The glass ceiling lay six meters below the surface. I had to remain at that depth for an hour, alternately breathing pure oxygen and bottom gas, while the Aberdeen’s hull was directly above my head, so close it seemed I could touch it by stretching out a hand. Below me was the vitreous blue water mass of the Atlantic, in whose uppermost layer I found myself. There was nothing for eye or hand to fasten on except the anchor cable, which was quickly lost to sight in the deep. Now everything was pulling me upward and nothing down. I wanted out. Out where I could talk, breathe, get dry. So as not to lose my nerve, I strenuously avoided looking up.
Barely ten minutes had passed when I heard a loud splash. Something heavy must have fallen into the water. I raised my head and looked up toward the surface. A person was floating next to the boat.

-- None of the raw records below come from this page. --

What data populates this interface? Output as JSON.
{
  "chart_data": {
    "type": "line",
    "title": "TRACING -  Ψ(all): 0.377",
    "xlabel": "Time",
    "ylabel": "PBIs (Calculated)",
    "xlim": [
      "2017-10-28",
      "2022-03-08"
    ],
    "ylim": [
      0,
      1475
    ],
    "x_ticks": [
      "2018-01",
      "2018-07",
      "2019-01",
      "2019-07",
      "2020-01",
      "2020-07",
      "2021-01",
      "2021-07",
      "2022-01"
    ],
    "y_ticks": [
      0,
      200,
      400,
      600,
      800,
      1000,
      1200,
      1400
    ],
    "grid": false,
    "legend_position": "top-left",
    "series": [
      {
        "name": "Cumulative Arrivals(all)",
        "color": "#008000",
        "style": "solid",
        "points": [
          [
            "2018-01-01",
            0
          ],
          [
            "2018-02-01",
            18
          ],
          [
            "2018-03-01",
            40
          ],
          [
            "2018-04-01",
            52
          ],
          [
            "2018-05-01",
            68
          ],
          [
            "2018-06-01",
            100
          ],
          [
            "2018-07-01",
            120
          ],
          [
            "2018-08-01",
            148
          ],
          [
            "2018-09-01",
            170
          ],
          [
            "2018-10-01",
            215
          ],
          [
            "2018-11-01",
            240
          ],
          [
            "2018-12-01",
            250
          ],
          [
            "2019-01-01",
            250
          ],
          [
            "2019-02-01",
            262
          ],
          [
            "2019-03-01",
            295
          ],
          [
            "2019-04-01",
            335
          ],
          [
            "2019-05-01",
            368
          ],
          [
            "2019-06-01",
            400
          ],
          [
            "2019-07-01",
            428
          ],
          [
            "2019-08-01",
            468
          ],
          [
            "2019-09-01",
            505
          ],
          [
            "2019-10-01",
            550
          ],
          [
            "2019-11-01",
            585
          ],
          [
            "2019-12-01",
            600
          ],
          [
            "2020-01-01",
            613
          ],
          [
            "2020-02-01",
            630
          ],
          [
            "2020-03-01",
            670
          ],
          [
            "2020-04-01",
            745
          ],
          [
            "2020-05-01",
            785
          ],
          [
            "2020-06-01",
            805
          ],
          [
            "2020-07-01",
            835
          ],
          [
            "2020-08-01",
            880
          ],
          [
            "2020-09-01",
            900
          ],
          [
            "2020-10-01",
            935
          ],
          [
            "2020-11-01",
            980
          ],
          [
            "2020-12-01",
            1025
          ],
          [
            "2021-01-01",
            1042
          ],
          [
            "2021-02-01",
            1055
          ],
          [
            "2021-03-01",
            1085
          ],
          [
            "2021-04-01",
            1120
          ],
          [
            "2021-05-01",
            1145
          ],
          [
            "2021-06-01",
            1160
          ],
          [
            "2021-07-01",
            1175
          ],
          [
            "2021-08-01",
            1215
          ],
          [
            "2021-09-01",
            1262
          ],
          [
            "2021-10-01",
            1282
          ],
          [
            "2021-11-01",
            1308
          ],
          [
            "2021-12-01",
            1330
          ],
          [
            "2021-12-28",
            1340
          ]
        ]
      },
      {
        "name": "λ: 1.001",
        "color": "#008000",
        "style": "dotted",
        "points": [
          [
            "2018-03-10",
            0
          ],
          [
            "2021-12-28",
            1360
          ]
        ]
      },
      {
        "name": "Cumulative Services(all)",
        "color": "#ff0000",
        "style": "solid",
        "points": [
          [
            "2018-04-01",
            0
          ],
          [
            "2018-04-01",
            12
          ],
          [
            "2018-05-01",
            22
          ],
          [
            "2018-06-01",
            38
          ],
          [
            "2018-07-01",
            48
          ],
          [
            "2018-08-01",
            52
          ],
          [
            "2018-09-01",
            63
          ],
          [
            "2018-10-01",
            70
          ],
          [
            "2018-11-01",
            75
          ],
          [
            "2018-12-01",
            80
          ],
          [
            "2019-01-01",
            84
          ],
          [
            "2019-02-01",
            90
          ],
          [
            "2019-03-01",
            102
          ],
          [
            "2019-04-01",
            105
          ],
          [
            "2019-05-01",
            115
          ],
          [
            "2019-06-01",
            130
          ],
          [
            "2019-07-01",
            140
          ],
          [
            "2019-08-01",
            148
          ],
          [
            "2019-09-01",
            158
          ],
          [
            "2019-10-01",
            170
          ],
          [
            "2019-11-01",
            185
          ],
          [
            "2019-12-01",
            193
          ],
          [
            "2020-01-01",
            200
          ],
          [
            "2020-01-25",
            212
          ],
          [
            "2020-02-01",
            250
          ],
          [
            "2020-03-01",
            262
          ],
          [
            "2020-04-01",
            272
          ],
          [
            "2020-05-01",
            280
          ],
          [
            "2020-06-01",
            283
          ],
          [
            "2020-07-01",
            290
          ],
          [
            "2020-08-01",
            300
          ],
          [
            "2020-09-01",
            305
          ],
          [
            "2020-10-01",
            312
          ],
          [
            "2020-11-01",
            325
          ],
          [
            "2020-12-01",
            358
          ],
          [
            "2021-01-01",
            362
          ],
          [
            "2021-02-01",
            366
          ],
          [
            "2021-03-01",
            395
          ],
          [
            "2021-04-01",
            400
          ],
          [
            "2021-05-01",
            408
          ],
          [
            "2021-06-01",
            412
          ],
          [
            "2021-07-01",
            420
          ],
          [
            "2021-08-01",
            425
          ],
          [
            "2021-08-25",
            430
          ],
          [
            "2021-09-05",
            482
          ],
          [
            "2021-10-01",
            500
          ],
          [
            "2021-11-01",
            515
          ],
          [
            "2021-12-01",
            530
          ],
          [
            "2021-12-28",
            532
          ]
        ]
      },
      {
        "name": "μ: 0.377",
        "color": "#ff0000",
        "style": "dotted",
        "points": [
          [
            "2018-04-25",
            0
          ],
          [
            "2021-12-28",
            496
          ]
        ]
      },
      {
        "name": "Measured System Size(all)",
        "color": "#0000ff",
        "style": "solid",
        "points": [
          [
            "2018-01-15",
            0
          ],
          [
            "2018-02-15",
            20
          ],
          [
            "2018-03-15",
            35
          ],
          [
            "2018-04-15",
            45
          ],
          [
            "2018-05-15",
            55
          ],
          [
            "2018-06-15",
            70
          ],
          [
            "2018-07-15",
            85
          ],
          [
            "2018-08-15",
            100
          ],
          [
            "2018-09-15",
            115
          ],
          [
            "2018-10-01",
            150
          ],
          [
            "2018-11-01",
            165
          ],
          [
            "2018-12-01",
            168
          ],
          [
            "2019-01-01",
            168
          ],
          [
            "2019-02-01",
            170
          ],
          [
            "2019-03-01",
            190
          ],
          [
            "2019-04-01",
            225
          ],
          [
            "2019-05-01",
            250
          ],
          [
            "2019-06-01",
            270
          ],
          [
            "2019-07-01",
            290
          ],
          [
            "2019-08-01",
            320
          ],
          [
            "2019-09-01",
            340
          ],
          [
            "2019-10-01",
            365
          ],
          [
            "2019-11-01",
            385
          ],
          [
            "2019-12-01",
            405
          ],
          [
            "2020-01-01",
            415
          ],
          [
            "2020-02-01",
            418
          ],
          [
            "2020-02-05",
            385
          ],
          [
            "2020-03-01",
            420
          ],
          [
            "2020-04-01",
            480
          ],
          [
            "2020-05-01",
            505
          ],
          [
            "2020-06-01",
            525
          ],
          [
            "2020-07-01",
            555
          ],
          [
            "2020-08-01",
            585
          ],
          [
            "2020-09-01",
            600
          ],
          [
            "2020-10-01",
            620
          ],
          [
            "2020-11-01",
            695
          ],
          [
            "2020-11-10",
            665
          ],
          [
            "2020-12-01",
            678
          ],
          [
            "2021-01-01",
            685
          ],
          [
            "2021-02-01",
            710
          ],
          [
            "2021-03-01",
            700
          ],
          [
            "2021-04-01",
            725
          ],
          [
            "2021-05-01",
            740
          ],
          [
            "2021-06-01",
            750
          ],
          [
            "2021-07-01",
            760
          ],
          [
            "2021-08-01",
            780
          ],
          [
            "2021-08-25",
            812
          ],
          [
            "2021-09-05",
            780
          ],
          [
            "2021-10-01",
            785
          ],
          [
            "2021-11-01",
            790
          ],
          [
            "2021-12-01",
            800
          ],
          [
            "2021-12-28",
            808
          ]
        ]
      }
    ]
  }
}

Now they’re ruining everything, I thought. The careful plan, our agreement, my trust. The spirit of the expedition. Because they got bored. Or too hot. Because they decided to abandon their posts and go for a little swim while I’m finishing down here. Disappointment took my breath away for a moment. Until that moment, everything had gone well — had gone perfectly, in fact. I couldn’t believe I’d been so wrong about Jola. She begged me to go along on this expedition. She’d wanted to be my partner, a person on whom I could rely 100 percent. Or had she? My reason was exhausted, and I could see I was arriving at strange conclusions. All I knew for sure was that the little swimming party up there represented an attack on everything I held dear.
Then I realized that there weren’t two bodies swimming in the water, only one. And that one wasn’t swimming, it was sinking.